This enables more consecutive load folding during
aggressive-instcombine.
The original motivating example provided by Jeff Byrnes:
https://godbolt.org/z/8ebcTEjTs
Example provided by Nikita Popov: https://godbolt.org/z/Gv1j4vjqE as
part of my original attempt to fix the issue (PR
[#133301](https://github.com/llvm/llvm-project/pull/133301), see his
[comment](https://github.com/llvm/llvm-project/pull/133301#issuecomment-2984905809)).

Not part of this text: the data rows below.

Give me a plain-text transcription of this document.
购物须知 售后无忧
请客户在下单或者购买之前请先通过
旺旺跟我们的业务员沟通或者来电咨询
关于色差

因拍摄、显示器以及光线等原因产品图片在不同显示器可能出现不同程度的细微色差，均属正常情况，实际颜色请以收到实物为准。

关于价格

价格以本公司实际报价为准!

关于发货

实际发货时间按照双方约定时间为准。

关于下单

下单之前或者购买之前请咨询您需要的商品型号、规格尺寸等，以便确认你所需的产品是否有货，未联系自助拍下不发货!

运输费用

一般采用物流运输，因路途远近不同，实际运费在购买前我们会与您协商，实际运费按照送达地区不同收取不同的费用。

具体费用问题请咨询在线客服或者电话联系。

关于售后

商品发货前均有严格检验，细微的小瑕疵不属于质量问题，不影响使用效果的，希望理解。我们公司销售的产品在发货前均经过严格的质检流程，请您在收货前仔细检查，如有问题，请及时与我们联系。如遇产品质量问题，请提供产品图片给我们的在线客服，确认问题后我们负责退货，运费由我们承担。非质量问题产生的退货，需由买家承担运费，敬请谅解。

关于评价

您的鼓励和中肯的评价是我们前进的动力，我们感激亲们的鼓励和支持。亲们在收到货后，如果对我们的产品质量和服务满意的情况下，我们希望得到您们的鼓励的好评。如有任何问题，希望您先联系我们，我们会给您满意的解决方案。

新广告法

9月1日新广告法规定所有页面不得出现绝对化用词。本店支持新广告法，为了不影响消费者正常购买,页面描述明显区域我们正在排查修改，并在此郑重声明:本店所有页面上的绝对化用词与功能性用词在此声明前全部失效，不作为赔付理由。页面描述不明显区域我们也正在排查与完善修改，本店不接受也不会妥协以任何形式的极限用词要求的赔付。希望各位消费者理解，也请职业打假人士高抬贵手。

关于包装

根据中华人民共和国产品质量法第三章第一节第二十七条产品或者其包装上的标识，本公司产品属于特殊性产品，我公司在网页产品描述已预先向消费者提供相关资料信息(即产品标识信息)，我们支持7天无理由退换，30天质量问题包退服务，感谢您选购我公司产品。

This changes the value of `IsFast` returned by `In
SITargetLowering::allowsMisalignedMemoryAccessesImpl` to be non-zero for
private and flat addresses if the subtarget supports unaligned scratch
accesses.
This enables aggressive-instcombine to do more folding of consecutive
loads (see
[here](cbd496581f/llvm/lib/Transforms/AggressiveInstCombine/AggressiveInstCombine.cpp (L811))).
Summary performance impact on
[composable_kernel](https://github.com/ROCm/composable_kernel):
|GPU|speedup (geomean*)|
|---|---|
|MI300A| 1.11|
|MI300X| 1.14|
|MI350X| 1.03|
[*] Just to be clear, this is the geomean across kernels which were
impacted by this change - not across all CK kernels.